Pazair tenía el poder de un jefe, pero se había equivocado poniéndolo al servicio de una ley caduca. Hombre del pasado, afecto a valores antañones, incapaz de comprender las exigencias del porvenir, tenía que desaparecer. Puesto que el devorador de sombras no había conseguido suprimirlo, Bel-Tran lo eliminaría a su modo, haciendo que lo condenaran por incuria y alta traición. ¿No se había opuesto el visir a las necesarias reformas y a la transformación del Estado? Tenía que esperar quince días para su triunfo, quince días para que cayera un visir inflexible y obstinado… Bel-Tran, cada vez más nervioso, ya no regresaba a casa. La rápida degradación física de Silkis lo horrorizaba; los papeles del divorcio ya estaban en regla y no quería ver de nuevo a aquella mujer ajada.
El director de la Doble Casa blanca se quedaba en su despacho cuando los funcionarios se marchaban, y pensaba en sus proyectos y en las múltiples decisiones que debería tomar en poco tiempo. Golpearía con fuerza y rapidez.
Cuatro lámparas de aceite, que no producían humo alguno, le ofrecían una satisfactoria iluminación. Insomne, el financiero pasó la noche revisando los elementos de su estrategia económica; aunque en buena parte desmanteladas, sus redes de influencia, que serían apoyadas por los banqueros y comerciantes griegos, impondrían sus opiniones a la población, tanto más fácilmente cuanto su arma fundamental, cuya naturaleza Pazair ignoraría hasta el último momento, fuera utilizada con absoluta eficacia.
Un ruido sobresaltó a Bel-Tran. A horas tan avanzadas, el edificio estaba desierto; intrigado, se levantó.
—¿Quién está ahí?
Sólo le respondió el silencio. Tranquilizado, recordó que la ronda nocturna garantizaba la seguridad de los locales. Se sentó en la posición del escriba y desenrolló un papiro contable, esbozo del nuevo sistema fiscal.

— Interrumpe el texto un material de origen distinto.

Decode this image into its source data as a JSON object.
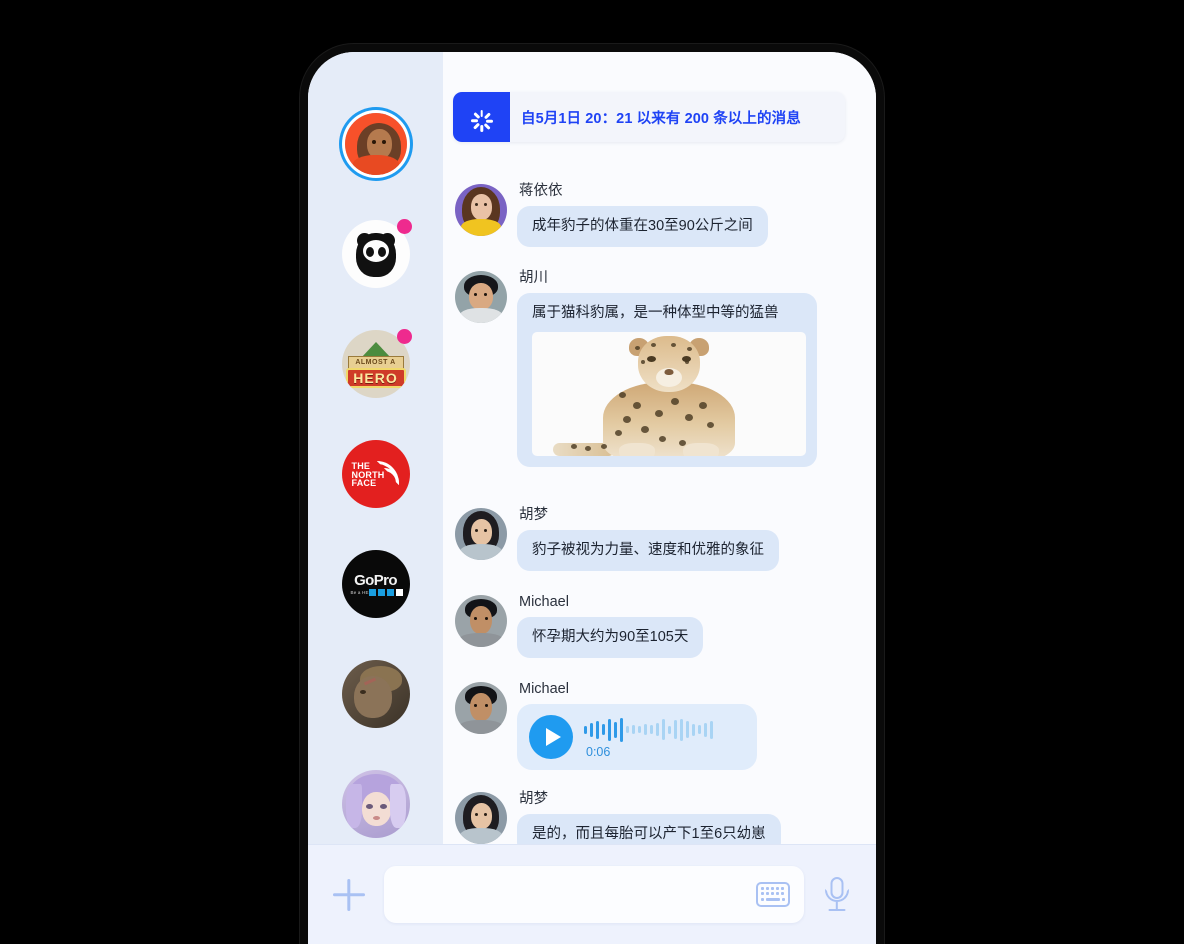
{
  "banner": {
    "icon": "sparkle-icon",
    "text": "自5月1日 20：21 以来有 200 条以上的消息",
    "accent_color": "#1f43f5"
  },
  "sidebar": {
    "items": [
      {
        "name": "avatar-illustrated-person",
        "label": "",
        "selected": true,
        "badge": false,
        "kind": "person-orange"
      },
      {
        "name": "avatar-wwf-panda",
        "label": "",
        "selected": false,
        "badge": true,
        "kind": "wwf"
      },
      {
        "name": "avatar-almost-a-hero",
        "label": "ALMOST A",
        "sub": "HERO",
        "selected": false,
        "badge": true,
        "kind": "hero"
      },
      {
        "name": "avatar-the-north-face",
        "label": "THE\nNORTH\nFACE",
        "selected": false,
        "badge": false,
        "kind": "tnf"
      },
      {
        "name": "avatar-gopro",
        "label": "GoPro",
        "sub": "Be a HERO",
        "selected": false,
        "badge": false,
        "kind": "gopro"
      },
      {
        "name": "avatar-warrior-character",
        "label": "",
        "selected": false,
        "badge": false,
        "kind": "warrior"
      },
      {
        "name": "avatar-anime-character",
        "label": "",
        "selected": false,
        "badge": false,
        "kind": "anime"
      }
    ]
  },
  "chat": {
    "messages": [
      {
        "sender": "蒋依依",
        "text": "成年豹子的体重在30至90公斤之间",
        "type": "text",
        "avatar": "woman-yellow"
      },
      {
        "sender": "胡川",
        "text": "属于猫科豹属，是一种体型中等的猛兽",
        "type": "image",
        "image_alt": "leopard-photo",
        "avatar": "man-teal"
      },
      {
        "sender": "胡梦",
        "text": "豹子被视为力量、速度和优雅的象征",
        "type": "text",
        "avatar": "woman-gray"
      },
      {
        "sender": "Michael",
        "text": "怀孕期大约为90至105天",
        "type": "text",
        "avatar": "man-gray"
      },
      {
        "sender": "Michael",
        "text": "",
        "type": "voice",
        "duration": "0:06",
        "avatar": "man-gray"
      },
      {
        "sender": "胡梦",
        "text": "是的，而且每胎可以产下1至6只幼崽",
        "type": "text",
        "avatar": "woman-gray"
      }
    ],
    "bubble_color": "#dbe7f8",
    "voice_accent": "#1f9bf0"
  },
  "composer": {
    "add_label": "+",
    "input_value": "",
    "input_placeholder": "",
    "keyboard_icon": "keyboard-icon",
    "mic_icon": "microphone-icon",
    "icon_color": "#a9c1f3"
  }
}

Un poderoso antebrazo le apretó la garganta. Medio ahogado, Bel-Tran gesticuló intentando liberarse.
—Quédate tranquilo o te hundo un puñal en los lomos.

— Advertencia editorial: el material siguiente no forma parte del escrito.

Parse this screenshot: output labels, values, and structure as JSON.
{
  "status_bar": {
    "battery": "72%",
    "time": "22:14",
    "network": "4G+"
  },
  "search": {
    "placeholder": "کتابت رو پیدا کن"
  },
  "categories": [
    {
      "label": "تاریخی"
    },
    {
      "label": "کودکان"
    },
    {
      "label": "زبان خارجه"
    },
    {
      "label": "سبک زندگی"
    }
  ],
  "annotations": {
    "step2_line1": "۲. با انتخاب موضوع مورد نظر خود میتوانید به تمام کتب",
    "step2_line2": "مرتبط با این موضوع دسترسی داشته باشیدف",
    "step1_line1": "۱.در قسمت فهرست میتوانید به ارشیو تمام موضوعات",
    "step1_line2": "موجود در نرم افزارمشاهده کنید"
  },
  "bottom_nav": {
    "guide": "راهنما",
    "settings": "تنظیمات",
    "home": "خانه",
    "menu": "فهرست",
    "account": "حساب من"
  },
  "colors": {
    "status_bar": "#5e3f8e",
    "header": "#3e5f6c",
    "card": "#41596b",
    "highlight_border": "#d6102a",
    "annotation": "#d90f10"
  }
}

La voz de su agresor no le era desconocida.
—¿Qué queréis?
—Hacerte una pregunta; si respondes, salvarás la vida.
—¿Quién sois?
—Saberlo no te sería de gran utilidad.
—No cederé a las amenazas.
—No tienes valor suficiente para resistir.
—Sé quien sois… ¡Suti!
—General Suti.
—No me haréis ningún daño.
—Desengañaos.
—¡El visir os condenará!
—Pazair ignora lo que estoy haciendo; torturar a un individuo de tu especie no me molesta. Si éste es el precio de la verdad, estoy dispuesto a pagarlo.
Bel-Tran advirtió que su interlocutor no bromeaba.
—¿Cuál es vuestra pregunta?
—¿Dónde está el testamento de los dioses?
—No lo sé…
—Basta ya, Bel-Tran; no es hora de mentiras.
—Soltadme; hablaré.
Suti soltó la presa. Bel-Tran se acarició el cuello y lanzó una mirada al puñal que Suti blandía.
—Aunque me hundierais esta hoja en el vientre, no sabríais nada más.
—Probémoslo.
La hoja hirió la carne de Bel-Tran; la sonrisa del financiero sorprendió a Suti.
—¿Os complace morir?
—Matarme sería estúpido; ignoro el lugar donde se oculta el testamento de los dioses.
—Mientes.
—Utilizad vuestra arma y cometeréis un crimen inútil.
Suti vaciló, pues la seguridad de Bel-Tran lo turbaba. El director de la Doble Casa blanca debería haber temblado de miedo y derrumbarse ante la idea de fracasar, tan cerca ya de su objetivo, por aquella brutal intervención.
—Salid de aquí, general Suti; vuestra acción era inútil.